Rawon masakan istri sebenarnya masih ada. Sudah kami santap sejak pagi. Tapi entah kenapa, lidah tiba-tiba mogok. Kasak-kusuk sebentar, rapat keluarga dadakan digelar.

Hasilnya: saya, istri, dan anak sepakat melipir ke Pizza Hut. Niatnya sederhana saja. Menikmati makanan kaum miskin Napoli yang kini sukses “naik kelas” dan mendunia.
Memikirkan pizza ini, nalar saya jalan.

Bayangkan. Abad ke-18 di Napoli, pizza itu cuma penganjal perut kuli kasar. Makanan pinggiran. Kini? Jadi industri bernilai miliaran dolar. Perubahan wujud dari makanan jelata jadi simbol gaya hidup. Bukti telanjang bahwa kita ini sering amnesia sejarah.

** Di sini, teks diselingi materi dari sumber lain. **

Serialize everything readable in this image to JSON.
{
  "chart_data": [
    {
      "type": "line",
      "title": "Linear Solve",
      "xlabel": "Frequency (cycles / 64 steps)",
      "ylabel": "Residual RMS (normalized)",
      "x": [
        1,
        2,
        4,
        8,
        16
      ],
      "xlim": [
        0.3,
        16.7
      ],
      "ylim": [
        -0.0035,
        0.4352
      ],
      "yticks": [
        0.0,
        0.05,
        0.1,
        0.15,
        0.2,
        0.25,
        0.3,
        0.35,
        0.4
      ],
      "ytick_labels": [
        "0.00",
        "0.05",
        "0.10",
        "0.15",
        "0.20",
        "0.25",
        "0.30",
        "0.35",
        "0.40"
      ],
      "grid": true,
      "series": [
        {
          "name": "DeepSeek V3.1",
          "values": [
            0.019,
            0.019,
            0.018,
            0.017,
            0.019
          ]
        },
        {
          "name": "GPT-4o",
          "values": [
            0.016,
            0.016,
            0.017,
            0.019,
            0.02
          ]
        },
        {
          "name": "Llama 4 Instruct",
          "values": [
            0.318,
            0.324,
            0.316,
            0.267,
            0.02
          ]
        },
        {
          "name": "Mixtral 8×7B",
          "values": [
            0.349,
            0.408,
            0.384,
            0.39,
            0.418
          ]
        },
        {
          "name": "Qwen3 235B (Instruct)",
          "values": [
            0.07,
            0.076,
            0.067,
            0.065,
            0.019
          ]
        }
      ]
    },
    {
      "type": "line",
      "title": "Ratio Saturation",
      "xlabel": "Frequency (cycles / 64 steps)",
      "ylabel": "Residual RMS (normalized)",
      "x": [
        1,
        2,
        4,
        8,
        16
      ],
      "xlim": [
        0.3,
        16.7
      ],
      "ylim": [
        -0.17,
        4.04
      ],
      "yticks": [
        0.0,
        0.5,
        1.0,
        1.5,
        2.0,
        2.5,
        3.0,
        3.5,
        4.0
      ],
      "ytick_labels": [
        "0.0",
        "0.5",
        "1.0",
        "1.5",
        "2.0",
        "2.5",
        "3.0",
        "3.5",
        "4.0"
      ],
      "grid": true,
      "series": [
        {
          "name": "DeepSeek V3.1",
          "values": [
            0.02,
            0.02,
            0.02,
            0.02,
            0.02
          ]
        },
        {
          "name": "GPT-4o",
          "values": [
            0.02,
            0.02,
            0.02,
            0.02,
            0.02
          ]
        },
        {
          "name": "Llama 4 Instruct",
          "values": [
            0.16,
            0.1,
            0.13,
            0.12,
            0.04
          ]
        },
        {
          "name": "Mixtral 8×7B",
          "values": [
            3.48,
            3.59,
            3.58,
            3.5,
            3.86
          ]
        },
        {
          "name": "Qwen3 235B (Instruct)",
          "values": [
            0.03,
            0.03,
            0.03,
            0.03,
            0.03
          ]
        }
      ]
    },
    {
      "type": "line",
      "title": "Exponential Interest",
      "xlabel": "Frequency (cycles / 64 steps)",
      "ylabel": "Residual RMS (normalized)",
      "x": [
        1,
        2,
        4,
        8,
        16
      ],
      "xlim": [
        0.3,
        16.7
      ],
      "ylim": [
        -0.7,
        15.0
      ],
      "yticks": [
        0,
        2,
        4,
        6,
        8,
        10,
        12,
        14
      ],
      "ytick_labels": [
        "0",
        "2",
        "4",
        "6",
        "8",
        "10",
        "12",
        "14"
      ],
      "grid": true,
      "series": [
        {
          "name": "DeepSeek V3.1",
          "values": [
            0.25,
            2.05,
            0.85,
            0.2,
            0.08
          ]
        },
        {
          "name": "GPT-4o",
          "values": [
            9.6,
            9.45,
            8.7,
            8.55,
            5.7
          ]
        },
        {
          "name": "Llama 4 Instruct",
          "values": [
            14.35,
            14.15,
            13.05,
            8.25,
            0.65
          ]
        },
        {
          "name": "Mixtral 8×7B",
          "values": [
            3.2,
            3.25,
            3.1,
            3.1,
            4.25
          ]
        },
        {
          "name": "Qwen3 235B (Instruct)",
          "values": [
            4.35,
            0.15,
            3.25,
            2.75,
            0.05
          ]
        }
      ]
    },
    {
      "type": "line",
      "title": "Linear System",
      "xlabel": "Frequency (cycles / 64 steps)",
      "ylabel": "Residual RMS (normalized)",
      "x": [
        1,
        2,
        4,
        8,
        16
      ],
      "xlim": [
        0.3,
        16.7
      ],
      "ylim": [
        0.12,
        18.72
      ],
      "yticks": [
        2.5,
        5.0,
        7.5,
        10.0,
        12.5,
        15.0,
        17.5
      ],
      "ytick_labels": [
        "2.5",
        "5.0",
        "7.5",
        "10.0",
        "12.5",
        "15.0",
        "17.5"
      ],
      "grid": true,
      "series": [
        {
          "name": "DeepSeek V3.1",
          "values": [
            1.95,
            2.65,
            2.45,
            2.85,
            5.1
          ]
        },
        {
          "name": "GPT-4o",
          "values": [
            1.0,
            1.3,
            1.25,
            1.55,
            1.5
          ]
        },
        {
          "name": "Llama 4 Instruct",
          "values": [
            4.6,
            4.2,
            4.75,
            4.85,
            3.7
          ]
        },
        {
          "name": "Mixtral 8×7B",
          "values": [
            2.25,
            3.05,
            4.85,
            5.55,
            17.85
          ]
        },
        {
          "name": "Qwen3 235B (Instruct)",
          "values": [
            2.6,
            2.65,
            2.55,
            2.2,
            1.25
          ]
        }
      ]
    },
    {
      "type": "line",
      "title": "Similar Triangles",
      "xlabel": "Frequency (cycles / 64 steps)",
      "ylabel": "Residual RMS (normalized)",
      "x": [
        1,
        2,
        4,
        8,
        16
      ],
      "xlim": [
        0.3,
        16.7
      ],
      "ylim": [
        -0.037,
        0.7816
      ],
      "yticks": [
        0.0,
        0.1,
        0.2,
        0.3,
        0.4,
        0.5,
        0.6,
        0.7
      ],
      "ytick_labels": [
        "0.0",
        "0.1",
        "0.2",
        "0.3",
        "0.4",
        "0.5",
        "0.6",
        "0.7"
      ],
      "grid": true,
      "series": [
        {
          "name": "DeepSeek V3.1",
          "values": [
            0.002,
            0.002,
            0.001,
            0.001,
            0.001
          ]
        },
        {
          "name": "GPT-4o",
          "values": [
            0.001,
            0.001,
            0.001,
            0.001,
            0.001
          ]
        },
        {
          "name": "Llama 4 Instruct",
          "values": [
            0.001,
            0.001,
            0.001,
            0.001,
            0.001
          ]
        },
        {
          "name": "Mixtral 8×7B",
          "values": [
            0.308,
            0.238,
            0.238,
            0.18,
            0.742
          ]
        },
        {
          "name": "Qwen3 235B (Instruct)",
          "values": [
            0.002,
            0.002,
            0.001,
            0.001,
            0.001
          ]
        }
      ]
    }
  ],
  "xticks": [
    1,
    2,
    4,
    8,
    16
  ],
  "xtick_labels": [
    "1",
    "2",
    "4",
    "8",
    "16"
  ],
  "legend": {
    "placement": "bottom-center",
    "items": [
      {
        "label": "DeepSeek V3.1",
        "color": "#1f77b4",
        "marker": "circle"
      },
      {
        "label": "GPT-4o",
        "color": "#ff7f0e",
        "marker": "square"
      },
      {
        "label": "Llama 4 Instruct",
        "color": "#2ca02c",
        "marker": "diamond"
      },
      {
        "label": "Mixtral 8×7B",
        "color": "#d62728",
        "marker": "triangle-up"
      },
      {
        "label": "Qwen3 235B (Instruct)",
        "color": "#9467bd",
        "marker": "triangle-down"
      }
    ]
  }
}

Kebutuhan perut dibungkus ilusi prestise. Hal-hal tulus—seperti pendidikan, gotong royong, sampai sepotong roti panggang—disulap jadi komoditas bisnis.

Cuss… Ba’da maghrib berjamaah, kami membelah pekatnya malam Salatiga. Tiba di gerai, logo mentereng itu menyambut: si gubug sederhana beratap merah.
Pantat baru saja mendarat di kursi empuk, seorang pramusaji datang menyapa. Ramah sekali. Tapi ia tidak bawa buku menu.

Ia justru mengarahkan kami memesan secara online. Tinggal scan barcode. Scroll-scroll layar gawai sebentar. Sepakat. Bintang utamanya: “Meat Lovers” ukuran sedang. Pendampingnya: Cheese Beef Fusilli.

Minumnya, saya tunjuk Coca-Cola. Anak dan istri punya selera sendiri. Klik. Pesanan meluncur diproses ke sistem cloud. Canggih.
Sambil menunggu pesanan, iseng saya buka ChatGPT. Tanya-tanya soal filosofi atap merah itu. Lho, ternyata menarik! Jawabannya renyah.

Syahdan, tahun 1958, dua bersaudara Dan dan Frank Carney buka restoran pertama. Bangunannya? Ya cuma restoran mungil. Atapnya mirip gubug. Bentuk gubug itulah yang lantas dikunci jadi logo imperium global ini. Baru malam itu saya benar-benar mafhum.

“Pizza Hut”. Gubuk Pizza. Desain ndeso yang dipertahankan mati-matian agar abadi di kepala pelanggan melintasi zaman.

Pikiran saya seketika melompat. Ke tahun 90-an. Ke warung lothek Mbak Warnah di turunan Tapen, selepas kuburan arah Candirejo, Tuntang. Kira-kira, warung Pizza Hut zaman dulu ya wujudnya seperti warung Mbak Warnah itu.

Kenapa atap gubug pizza warnanya merah menyala? Alasannya polos saja. Persis strategi warung kampung. Biar gampang diendus. Biar gampang diingat orang lewat. Ilmu marketing purba yang ternyata ampuh melawan gerusan waktu.

Jari saya baru mau mengetik pertanyaan lanjutan ke kecerdasan buatan, eh, hidangan keburu mendarat. Bau gurih keju panggang menampar hidung. Lamunan digital saya ambyar.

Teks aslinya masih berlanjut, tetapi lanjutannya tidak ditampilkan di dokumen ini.